Delaying the introduction of cereal-based foods into a child's diet could help avoid later gut problems, say University of Colorado scientists.
Babies had a lower chance of developing the digestive disorder coeliac disease if they were not fed grains until aged four to six months, they found.
This condition is caused by proteins in grains, which damage the gut and make it difficult to digest foods. The research appears in the Journal of the American Medical Association.
Exposure to gluten - a protein found in wheat - in the first three months of life increased the risk of coeliac disease five-fold, the study of more than 1,500 children found. Children not exposed until they were older than seven months were also more likely to develop coeliac disease than infants exposed when they were aged between four and six months.
The researchers said there were possible explanations for the apparent "safe window" for gluten exposure during infancy. For gluten to evoke an allergic reaction it has to cross the gut barrier so that it can be recognized by the body's immune cells.
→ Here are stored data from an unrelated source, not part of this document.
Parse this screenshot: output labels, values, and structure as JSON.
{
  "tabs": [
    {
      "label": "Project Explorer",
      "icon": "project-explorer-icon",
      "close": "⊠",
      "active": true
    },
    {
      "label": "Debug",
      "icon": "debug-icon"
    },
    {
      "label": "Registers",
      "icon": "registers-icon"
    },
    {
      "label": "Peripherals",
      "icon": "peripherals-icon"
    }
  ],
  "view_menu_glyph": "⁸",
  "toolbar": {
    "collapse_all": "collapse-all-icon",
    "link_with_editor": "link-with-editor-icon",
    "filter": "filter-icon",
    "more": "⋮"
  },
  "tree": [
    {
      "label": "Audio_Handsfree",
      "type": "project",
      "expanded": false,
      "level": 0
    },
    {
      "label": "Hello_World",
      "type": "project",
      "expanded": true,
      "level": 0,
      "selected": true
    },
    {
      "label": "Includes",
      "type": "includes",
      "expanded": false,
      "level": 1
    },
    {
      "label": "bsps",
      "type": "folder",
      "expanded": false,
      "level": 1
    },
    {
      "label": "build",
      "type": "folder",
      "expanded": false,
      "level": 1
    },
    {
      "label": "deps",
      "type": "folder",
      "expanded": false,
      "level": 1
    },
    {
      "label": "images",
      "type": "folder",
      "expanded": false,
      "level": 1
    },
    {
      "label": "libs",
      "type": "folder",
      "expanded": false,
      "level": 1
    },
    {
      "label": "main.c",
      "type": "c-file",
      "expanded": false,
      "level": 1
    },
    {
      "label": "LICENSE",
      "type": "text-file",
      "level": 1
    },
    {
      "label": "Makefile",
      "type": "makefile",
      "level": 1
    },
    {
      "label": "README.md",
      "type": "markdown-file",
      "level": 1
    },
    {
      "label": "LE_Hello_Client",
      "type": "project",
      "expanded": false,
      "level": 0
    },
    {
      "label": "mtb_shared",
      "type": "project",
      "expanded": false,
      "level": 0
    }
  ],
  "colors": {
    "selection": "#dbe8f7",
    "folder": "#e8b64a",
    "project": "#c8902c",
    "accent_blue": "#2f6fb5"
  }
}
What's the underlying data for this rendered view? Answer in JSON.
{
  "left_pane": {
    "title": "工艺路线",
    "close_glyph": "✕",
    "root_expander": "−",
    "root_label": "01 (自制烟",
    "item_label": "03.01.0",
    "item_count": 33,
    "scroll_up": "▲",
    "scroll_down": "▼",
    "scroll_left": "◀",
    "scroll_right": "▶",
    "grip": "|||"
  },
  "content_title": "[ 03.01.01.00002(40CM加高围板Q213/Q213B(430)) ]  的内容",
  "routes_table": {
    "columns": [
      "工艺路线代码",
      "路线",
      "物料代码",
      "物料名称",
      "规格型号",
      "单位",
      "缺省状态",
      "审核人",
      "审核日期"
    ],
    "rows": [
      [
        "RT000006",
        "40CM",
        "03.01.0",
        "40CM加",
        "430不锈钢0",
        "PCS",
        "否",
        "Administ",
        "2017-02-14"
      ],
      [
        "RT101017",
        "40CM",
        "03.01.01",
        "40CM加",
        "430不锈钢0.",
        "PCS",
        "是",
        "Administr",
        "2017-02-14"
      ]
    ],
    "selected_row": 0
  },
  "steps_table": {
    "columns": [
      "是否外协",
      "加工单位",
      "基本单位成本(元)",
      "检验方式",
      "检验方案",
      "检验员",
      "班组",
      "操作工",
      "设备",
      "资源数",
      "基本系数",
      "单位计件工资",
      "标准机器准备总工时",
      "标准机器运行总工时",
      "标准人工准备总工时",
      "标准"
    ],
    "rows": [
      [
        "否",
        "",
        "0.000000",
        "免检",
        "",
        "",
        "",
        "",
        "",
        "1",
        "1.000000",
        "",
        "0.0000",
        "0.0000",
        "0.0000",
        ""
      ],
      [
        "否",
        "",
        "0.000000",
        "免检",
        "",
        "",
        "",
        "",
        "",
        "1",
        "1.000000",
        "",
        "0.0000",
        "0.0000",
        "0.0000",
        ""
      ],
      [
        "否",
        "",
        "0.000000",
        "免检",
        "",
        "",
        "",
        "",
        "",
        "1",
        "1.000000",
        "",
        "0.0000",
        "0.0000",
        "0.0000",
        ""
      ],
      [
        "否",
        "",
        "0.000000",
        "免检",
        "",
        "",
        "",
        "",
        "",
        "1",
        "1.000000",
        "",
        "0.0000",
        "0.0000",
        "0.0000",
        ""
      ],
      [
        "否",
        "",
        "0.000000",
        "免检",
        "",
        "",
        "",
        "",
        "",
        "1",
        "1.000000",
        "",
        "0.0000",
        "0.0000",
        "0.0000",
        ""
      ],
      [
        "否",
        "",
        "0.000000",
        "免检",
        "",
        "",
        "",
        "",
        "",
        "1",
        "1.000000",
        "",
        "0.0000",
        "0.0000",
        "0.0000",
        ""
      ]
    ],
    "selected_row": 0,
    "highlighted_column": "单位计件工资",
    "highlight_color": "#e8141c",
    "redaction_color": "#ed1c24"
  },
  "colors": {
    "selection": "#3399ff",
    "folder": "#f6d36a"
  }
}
At very young ages, such as the first three months of life, this barrier may not be as complete as at older ages, thus allowing gliadin to pass even with small amounts of intake. Conversely, when wheat products are introduced to an older child, such as those older than seven months, it tends to be in larger portion sizes, thus increasing the amount of gluten available to cross the gut.
Even if a small proportion of the available gluten crosses the gut, it may be sufficient to initiate an adverse response.
In the current study, infants first exposed to cereals at or after the seventh month were more likely to have been given one or more servings per day in the first month of exposure compared with children who were first exposed before four months.
This suggested that the frequency of exposure at initial introduction increased with age. But given that the children studied were all from families with a strong history of coeliac disease, the researchers said their findings might not apply to all children.
They also cautioned: "We cannot exclude the possibility that earlier exposure to gluten simply leads to earlier appearance of disease and that all exposed at-risk children will eventually develop coeliac disease."
They recommended that researchers look at many more children with coeliac disease to confirm whether their findings were correct. Dr Richard Farrell of the Beth Israel Deaconess Medical Center and Harvard Medical School in Boston, the US, agreed. "Only then will it be possible to know the full effect of...exclusive verses partial breastfeeding, gluten amount versus gluten timing, and infant cereal versus follow-up formula on coeliac disease risk and prevention," he said.
Treatment for coeliac disease is a gluten-free diet, which essentially eliminates foods containing wheat, barley and rye from the diet.
Nicky Mendoza, a dietician for Coeliac UK, said: "Current guidelines suggest not weaning before six months of age, so, for most children, gluten should not be introduced before this. "Children that are weaned before this age should be given gluten-free foods until they reach six months."
She said children with a parent or other first degree relative with coeliac disease had a one in 10 chance of developing the intolerance themselves. "The recommendations are the same for the introduction of gluten to children with coeliac disease in the family, and previous studies have found that there is no benefit of holding off the introduction of gluten for longer than six months.
"Once gluten is introduced into the baby's diet, it is important that it is given on a regular basis so that symptoms are more easily recognised," she advised.